The Rosario Board of Trade (Bolsa de Comercio de Rosario, BCR) is a non-profit making association based in Rosario, in the Province of Santa Fe, Argentina. Founded on August 18, 1884, it serves as a forum for the conduct of trade negotiations in several markets including grain, oilseed, agricultural products and their by-products, as well as securities and other assets.

== Grain market ==
The Physical Grain Market (Mercado Físico de Granos) of the BCR is the most important in Argentina in terms of its volume of operations, and provides reference prices for the national and international markets.
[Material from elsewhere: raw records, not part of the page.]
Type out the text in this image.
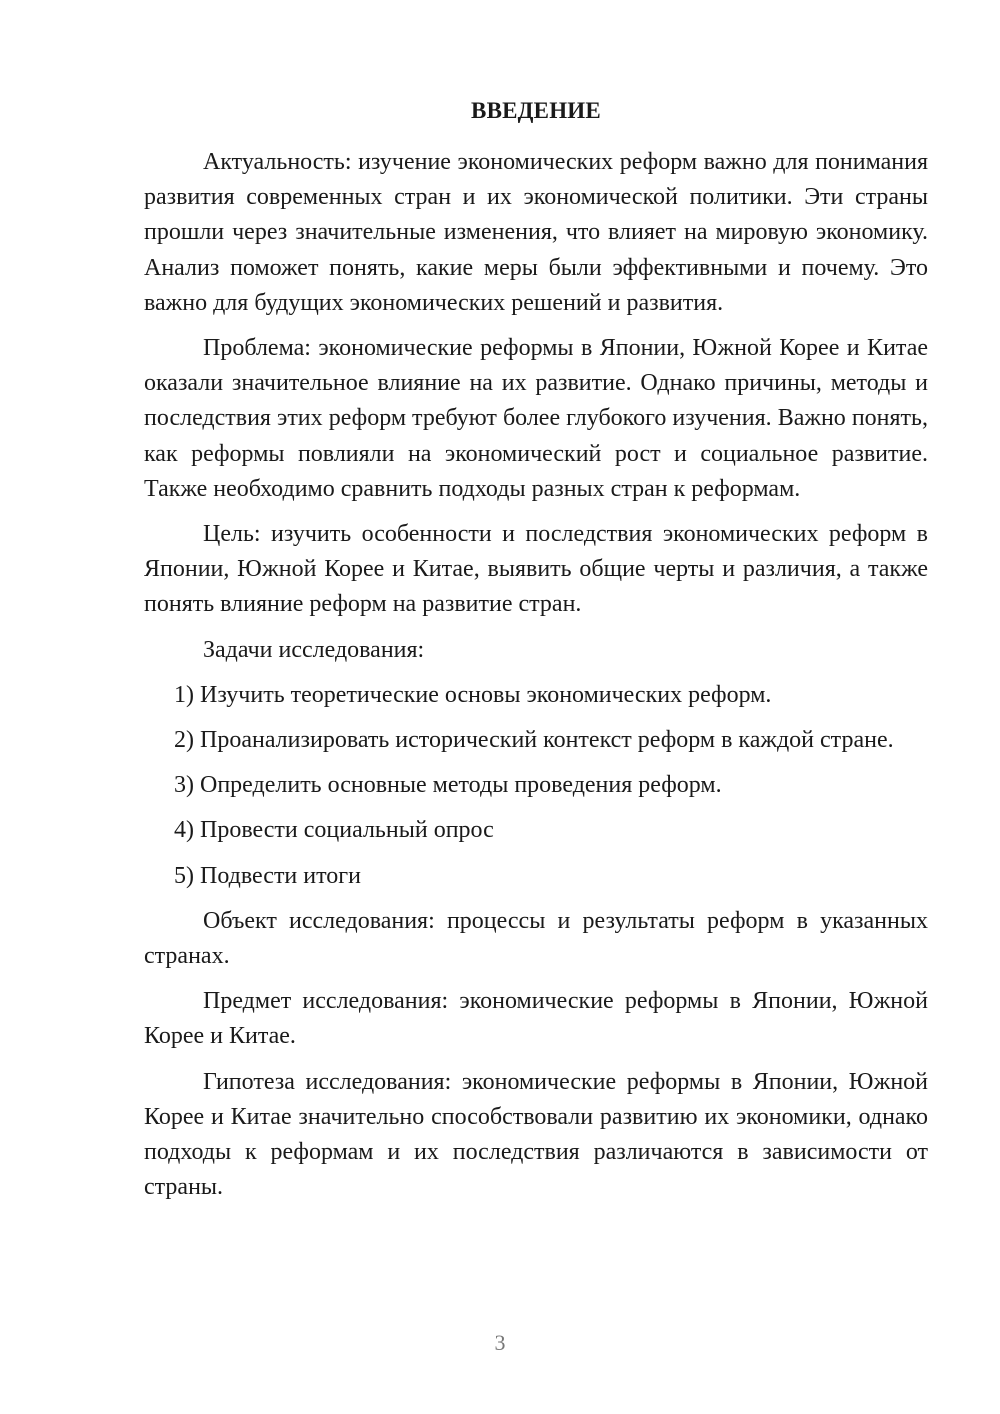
ВВЕДЕНИЕ

Актуальность: изучение экономических реформ важно для понимания развития современных стран и их экономической политики. Эти страны прошли через значительные изменения, что влияет на мировую экономику. Анализ поможет понять, какие меры были эффективными и почему. Это важно для будущих экономических решений и развития.

Проблема: экономические реформы в Японии, Южной Корее и Китае оказали значительное влияние на их развитие. Однако причины, методы и последствия этих реформ требуют более глубокого изучения. Важно понять, как реформы повлияли на экономический рост и социальное развитие. Также необходимо сравнить подходы разных стран к реформам.

Цель: изучить особенности и последствия экономических реформ в Японии, Южной Корее и Китае, выявить общие черты и различия, а также понять влияние реформ на развитие стран.

Задачи исследования:

1) Изучить теоретические основы экономических реформ.
2) Проанализировать исторический контекст реформ в каждой стране.
3) Определить основные методы проведения реформ.
4) Провести социальный опрос
5) Подвести итоги

Объект исследования: процессы и результаты реформ в указанных странах.

Предмет исследования: экономические реформы в Японии, Южной Корее и Китае.

Гипотеза исследования: экономические реформы в Японии, Южной Корее и Китае значительно способствовали развитию их экономики, однако подходы к реформам и их последствия различаются в зависимости от страны.

3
Most of the country's production of cereals and oilseeds is traded within it, especially soybean. The region around Rosario contains more than 80% of the vegetable oil industry of Argentina and its ports, (Rosario and San Lorenzo-Puerto San Martín), handle more than 90% of the Argentine export of soybean and its derivatives.
The Board of Trade additionally operates a complex of laboratories which analyze and provide quality certifications for samples of agricultural products, soil and water.

== Futures exchange ==
The Rosario Futures Exchange (ROFEX, Mercado a Término de Rosario) has traditionally been a futures exchange for commodities and, in more recent times, for financial products such as exchange rate and interest rate options. Its negotiated volume (especially in forward contracts over dollars) makes ROFEX the largest futures market in the country.

== Stock exchange ==
The Rosario Stock Exchange (Mercado de Valores de Rosario, abbreviated MerVaRos) is known as Mercado Argentino de Valores, after the merger with the Mendoza Stock Exchange.

== Livestock market ==
The Rosario Livestock Market (Mercado Ganadero de Rosario, abbreviated Rosgan) is an important Argentine livestock auction market, notably for cattle.

== History ==
Operating in a landmark Beaux-Arts headquarters designed by Raúl Rivero in 1926, the exchange had new offices built during the 1990s. Designed by architect Mario Roberto Álvarez, the new building was completed in 1998.